One of our largest customers was seeing a 47% traffic difference between the data gathered by their server logs compared to the Bango data. Although relying on web server logs for your data is tricky (you need to take into account redirects, post backs, image and style sheet requests, spiders and bots as none of these constitute real page views) you should be able to get the data within a few percent.
So to find out why the data discrepancy was happening I started to investigate. In my view the first thing to do with any data investigation is to pick an hour and compare between the two datasets. The best thing to compare to begin with is page views by user agent. This will show up whether the discrepancy is spread across many user agents or whether one user agent (i.e device) is causing the problem. As was the case with this key customer, the whole of the discrepancy was made up from one iPhone 3.13 user agent. The customer was seeing 20x as many page views from one particular iPhone 3.13 user agent as they were any other user agent and 20x as many as Bango were seeing. All other user agents matched on page views within a few percent.
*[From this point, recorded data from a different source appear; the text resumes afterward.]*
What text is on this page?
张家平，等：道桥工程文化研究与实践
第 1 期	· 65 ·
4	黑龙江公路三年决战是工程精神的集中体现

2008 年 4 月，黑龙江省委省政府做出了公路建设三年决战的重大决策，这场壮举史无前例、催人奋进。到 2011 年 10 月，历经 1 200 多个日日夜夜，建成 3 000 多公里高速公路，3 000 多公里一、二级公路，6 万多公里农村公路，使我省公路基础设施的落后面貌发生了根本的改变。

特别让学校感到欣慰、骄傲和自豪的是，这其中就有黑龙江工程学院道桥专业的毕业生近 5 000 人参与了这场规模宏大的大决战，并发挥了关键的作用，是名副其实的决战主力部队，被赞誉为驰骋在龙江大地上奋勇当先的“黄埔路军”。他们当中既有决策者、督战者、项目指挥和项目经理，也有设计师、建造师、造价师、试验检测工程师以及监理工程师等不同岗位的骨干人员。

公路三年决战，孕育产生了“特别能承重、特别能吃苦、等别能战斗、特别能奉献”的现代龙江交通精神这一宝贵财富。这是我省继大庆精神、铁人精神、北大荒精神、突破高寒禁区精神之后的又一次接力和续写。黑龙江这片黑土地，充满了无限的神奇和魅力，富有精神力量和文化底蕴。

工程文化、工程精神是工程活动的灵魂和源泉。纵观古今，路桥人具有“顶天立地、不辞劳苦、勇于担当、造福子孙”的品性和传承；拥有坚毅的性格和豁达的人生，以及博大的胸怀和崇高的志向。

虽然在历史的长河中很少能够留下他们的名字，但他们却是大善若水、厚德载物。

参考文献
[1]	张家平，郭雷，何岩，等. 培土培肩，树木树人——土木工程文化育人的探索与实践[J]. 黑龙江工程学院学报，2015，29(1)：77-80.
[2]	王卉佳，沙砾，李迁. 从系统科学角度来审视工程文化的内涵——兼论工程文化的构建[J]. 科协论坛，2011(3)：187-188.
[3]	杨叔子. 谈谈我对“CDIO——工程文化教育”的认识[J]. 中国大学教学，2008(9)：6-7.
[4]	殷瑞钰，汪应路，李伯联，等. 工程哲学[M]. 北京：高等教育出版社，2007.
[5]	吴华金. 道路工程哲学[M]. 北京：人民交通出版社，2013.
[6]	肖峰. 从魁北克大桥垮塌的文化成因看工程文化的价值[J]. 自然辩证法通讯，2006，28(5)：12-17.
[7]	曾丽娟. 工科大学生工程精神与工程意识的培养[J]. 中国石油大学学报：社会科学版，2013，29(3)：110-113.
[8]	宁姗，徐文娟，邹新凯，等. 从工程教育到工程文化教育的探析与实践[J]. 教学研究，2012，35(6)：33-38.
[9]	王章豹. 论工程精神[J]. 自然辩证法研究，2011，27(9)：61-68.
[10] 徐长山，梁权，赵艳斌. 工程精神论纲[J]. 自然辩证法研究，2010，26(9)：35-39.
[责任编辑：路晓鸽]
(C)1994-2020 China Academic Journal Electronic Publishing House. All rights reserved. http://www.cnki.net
Having discovered that one user agent was the source of the problem we were able to hone in and look for why this might be. The customer in question had software that allocated unique IDs to each person that visited their site based on cookies – as we know cookies can be an unreliable way of measuring real traffic. Using this unique ID and digging into their data, I suddenly saw that almost all of the page views coming from the iPhone 3.13 user agent were coming from the same person/thing. Whatever was causing all of these page views was sending back the cookies to the server and causing over 300 page views a minute at times (more than any human could achieve).
Although it was hard to pinpoint exactly what this might have been, a denial of service attack or left over bot net being the most likely possibilities it was clear that it couldn’t have been human what was causing the discrepancy. After removing the page views created by this non human source from the key customer’s data the datasets suddenly matched-up within a few percent.
What this investigation showed is that providing analytics data from real users is key for accuracy and the best way to get the true picture of the performance of your mobile site. Bango provides analytic data from real users, we don’t include bots and spiders so our customers can have piece of mind when measuring their mobile sites. We allocate a unique user ID to every mobile visitor, delivering 8x greater accuracy than any other analytics solution.